Azerbaijan Government CERT
- Abbreviation: AZ-CERT
- Nickname: Azerbaijan Computer Emergency Response Team
- Formation: 20 April 2008; 18 years ago
- Type: Computer Emergency Response Team
- Legal status: active
- Purpose: cybersecurity
- Headquarters: Special Communication & Information Security State Service of Azerbaijan
- Location: Baku, Azerbaijan;
- Fields: Information technology
- Affiliations: OIC Computer Emergency Response Team
- Website: cert.gov.az/en

= Azerbaijan Government CERT =

Azerbaijan Computer Emergency Response Team, officially known as Azerbaijan Government CERT (Azərbaycan Hökuməti CERT), is a computer emergency response team of the Republic of Azerbaijan responsible for cybersecurity and gathering data concerning information technology. It operates under the Special Communication and Information Security State Service of the government of Azerbaijan. It collects data within its framework from relevant sources, including internet users, computer engineering groups, individuals or organizations and software developers. It coordinates with the foreign countries for gathering and analysing data from cybersecurity incidents involving both software and hardware tools designed for the prevention of internet and computer security.

Azerbaijan CERT develop a framework for suggesting recommendations for software designed to maintain software and hardware tools entrusted with preventing unauthorised access to devices consisting personally identifiable information of the users. It operates within the scope of generalization and issues advisory in addition to providing technical support to users in the country. It also prevents cyberterrorism by spreading cybersecurity awareness. As national computer security agency, it provides assistance to the state governments concerning investigation of the computer incidents.

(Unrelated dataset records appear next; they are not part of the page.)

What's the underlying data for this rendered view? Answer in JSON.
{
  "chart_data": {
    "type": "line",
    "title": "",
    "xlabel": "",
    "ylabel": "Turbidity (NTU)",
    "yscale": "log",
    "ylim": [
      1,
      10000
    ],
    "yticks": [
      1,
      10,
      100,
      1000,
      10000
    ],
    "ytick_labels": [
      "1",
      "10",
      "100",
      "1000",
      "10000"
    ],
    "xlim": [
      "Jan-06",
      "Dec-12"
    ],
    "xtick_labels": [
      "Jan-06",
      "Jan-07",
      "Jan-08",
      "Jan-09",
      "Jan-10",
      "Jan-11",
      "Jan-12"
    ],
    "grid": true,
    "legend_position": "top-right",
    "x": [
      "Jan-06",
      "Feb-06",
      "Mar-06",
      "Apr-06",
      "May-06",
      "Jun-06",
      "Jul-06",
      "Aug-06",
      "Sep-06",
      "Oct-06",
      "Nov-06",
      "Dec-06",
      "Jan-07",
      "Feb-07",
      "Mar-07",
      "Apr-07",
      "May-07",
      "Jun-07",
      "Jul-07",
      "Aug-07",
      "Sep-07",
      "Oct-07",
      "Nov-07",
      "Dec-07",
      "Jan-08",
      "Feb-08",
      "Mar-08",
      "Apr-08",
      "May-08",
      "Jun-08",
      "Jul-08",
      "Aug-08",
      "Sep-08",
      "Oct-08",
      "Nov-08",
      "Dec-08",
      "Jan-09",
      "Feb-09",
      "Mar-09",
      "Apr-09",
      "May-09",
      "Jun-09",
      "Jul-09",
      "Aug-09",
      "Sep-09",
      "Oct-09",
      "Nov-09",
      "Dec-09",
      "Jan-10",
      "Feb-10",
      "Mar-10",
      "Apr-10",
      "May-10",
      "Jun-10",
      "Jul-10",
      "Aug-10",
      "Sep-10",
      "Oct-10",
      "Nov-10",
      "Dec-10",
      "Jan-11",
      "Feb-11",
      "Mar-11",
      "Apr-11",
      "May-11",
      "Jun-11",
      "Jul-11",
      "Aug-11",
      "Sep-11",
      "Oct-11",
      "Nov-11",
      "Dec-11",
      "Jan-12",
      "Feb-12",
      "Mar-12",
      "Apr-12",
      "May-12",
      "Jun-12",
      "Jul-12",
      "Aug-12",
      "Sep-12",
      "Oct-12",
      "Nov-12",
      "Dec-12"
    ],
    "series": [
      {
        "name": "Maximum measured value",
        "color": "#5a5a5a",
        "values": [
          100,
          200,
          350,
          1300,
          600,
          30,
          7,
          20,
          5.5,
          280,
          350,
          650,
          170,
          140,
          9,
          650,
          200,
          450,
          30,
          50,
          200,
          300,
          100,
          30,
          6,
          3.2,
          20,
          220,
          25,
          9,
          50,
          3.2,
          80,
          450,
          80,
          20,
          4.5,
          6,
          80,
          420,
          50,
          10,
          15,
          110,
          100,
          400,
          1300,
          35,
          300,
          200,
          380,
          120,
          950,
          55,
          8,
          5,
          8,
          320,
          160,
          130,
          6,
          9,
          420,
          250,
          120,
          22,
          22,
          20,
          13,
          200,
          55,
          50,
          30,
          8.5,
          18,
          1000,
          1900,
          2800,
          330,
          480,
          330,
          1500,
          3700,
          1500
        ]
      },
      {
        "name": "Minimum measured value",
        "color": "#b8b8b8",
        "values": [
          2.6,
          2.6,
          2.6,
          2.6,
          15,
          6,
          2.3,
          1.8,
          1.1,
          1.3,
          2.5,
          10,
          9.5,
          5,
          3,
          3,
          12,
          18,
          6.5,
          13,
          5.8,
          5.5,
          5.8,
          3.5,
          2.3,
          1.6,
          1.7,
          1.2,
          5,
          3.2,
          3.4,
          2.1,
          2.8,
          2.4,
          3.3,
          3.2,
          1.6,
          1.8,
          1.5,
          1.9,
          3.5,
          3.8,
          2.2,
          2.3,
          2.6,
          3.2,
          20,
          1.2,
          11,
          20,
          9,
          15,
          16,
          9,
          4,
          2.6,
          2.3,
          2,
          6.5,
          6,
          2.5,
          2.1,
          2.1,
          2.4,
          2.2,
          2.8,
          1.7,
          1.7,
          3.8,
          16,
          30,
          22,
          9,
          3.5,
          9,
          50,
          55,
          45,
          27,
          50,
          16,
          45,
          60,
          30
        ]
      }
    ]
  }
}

== Duties and responsibilities ==
Headquartered in Special Communication & Information Security State Service of Azerbaijan, Baku, Azerbaijan, Azerbaijan Computer Emergency Response Team is entrusted with issuing advisory on specific software and hardware tools in collaboration with public and private vendors. It also coordinates with foreign CERTs in information technology sector, including cybercrimes. It also conducts research in collaboration with state authorities for obtaining data on cybersecurity incidents and assists them in preventing cyberattacks and malicious softwares and disruption of IT network systems. The agency is also tasked with preventing denial-of-service attack within the jurisdiction of Azerbaijan.